Die Vorfälle bei der Ruhrtriennale 2018 und 2020, der Documenta 2022 und der Initiative GG 5.3 Weltoffenheit, der die Manager der großen staatlich alimentierten Kulturinstitutionen für ihr Recht, Antisemiten einzuladen, stritten, sind für den Publizisten Alex Feuerherdt nur einige Beispiele dafür, wie weit Israelhass und Antisemitismus Teil der Kulturszene seien. „Den Hauptgrund sehe ich im Postkolonialismus, der im Moment in diesem Milieu der heiße Scheiß ist und sich kaum vom alten Antiimperialismus unterscheidet.“ Schon der habe ein manichäistisches Weltbild gehabt, das die Welt in Gut und Böse und in Täter und Opfer eingeteilt hätte. Dazu käme eine verkürzte Kapitalismuskritik.
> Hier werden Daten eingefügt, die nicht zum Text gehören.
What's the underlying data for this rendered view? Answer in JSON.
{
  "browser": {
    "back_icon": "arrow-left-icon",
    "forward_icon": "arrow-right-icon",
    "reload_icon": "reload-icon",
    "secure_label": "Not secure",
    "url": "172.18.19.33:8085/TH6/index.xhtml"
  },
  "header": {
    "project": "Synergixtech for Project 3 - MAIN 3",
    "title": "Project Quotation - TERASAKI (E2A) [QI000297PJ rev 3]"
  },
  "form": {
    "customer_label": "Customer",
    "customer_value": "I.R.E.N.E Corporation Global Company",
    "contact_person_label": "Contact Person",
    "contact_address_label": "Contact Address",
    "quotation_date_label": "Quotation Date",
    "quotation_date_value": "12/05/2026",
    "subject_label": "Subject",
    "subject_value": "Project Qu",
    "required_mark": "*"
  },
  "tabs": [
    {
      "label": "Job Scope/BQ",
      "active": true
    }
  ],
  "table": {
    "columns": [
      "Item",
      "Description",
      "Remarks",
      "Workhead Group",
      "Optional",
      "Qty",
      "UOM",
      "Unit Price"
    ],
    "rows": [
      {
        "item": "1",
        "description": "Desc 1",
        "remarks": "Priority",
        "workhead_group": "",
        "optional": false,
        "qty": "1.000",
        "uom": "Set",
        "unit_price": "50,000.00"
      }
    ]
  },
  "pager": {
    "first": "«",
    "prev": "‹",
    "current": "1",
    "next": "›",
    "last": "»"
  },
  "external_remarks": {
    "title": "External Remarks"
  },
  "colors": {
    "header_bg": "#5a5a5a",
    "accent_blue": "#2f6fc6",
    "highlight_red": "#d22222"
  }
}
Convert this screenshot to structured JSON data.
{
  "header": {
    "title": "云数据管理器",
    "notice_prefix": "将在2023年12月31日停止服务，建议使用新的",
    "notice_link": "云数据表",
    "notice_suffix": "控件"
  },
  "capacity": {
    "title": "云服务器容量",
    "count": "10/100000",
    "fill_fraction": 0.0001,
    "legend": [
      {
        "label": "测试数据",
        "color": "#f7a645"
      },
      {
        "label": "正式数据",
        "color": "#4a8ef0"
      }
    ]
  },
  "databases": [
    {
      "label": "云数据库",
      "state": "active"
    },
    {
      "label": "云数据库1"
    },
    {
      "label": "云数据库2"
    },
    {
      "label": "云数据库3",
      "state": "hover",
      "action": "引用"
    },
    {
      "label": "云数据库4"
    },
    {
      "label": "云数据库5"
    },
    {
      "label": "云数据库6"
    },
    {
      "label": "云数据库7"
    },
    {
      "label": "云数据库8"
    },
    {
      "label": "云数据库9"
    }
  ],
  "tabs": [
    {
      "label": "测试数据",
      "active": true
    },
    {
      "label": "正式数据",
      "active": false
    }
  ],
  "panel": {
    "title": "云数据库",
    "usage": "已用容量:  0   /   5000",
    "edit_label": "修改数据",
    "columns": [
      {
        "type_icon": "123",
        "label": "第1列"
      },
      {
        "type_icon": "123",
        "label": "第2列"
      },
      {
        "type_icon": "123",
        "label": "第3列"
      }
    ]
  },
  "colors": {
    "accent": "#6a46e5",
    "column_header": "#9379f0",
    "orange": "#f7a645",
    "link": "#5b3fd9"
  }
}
Das seien wichtige Grundlagen für die Zunahme des Antisemitismus in einer Szene, die sich selbst als kritisch und links wahrnehmen würde. Die BDS-Kampagne sei durch und durch antisemitisch und der von ihren Unterstützern angeführte Antizionismus, der vorgebe, sich nur gegen Israel, aber nicht gegen Juden zu wenden, sei nichts anderes als eine Variante des Judenhasses.